Estate planning is just one aspect of the larger field of elder law, and as elder law specialists we help our clients address all of the eventualities of aging. At this exact point in time elder law is going through an interesting phase due to the demographic realities of our country. The baby boomers are entering their golden years, so the elder population is growing by leaps and bounds. And when you place the matter under a microscope you find that the fastest growing group of seniors is the oldest one, those who are 85 years old and older.
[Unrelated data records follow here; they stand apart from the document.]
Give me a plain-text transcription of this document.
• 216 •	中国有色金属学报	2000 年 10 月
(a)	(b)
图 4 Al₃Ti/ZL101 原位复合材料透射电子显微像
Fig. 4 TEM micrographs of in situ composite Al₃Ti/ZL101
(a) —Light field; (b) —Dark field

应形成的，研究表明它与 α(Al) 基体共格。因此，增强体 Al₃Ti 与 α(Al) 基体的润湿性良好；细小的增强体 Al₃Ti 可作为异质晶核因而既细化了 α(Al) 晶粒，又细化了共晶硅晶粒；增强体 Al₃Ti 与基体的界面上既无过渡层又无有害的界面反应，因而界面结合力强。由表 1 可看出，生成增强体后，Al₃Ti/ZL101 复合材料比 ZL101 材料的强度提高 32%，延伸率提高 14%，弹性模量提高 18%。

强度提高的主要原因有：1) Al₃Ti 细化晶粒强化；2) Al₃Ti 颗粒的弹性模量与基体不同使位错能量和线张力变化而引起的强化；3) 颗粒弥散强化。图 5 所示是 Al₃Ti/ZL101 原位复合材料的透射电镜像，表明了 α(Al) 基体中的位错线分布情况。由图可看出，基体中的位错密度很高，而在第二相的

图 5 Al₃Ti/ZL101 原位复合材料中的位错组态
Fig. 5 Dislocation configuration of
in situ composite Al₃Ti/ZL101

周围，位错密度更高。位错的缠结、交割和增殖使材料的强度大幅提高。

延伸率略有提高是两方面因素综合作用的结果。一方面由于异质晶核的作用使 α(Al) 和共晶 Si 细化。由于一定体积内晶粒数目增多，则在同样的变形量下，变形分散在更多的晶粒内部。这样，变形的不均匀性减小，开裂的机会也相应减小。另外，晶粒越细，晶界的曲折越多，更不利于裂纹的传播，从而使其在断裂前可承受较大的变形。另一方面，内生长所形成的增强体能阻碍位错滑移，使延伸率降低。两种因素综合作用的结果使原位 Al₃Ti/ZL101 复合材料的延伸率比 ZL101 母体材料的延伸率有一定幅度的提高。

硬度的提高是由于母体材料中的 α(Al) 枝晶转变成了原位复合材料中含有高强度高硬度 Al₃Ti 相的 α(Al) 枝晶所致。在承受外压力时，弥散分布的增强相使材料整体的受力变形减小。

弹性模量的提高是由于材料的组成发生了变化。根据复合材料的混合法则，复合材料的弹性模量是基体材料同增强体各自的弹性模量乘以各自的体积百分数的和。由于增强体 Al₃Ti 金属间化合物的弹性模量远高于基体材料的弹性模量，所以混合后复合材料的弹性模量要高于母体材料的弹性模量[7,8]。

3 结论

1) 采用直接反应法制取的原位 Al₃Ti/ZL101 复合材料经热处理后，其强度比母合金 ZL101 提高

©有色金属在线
When you consider these demographic realities as they affect your family, you can see why incapacity planning is so relevant these days. Today many people are living into their eighties and beyond, and may well experience a period of incapacity at some point in time. Individuals suffering from such an incapacity are unable to make medical decisions for themselves, and are leaving their family in a difficult situation unless they prepare for the possibility beforehand through the execution of a living will and a health care proxy.
With a living will an individual can spell out their health care choices so that there are no misunderstandings among their family members and between their loved ones and their doctors. They can address any medical issues that they want to, but the matter of whether or not they would want to be kept alive by artificial means if they were in an irreversible terminal condition is central to most living wills.
In addition to the living will a health care proxy is often recommended. This instrument is used to name a person to make medical decisions in on behalf of the individual should they become incapacitated and faced with a health care choice that is not addressed in the living will.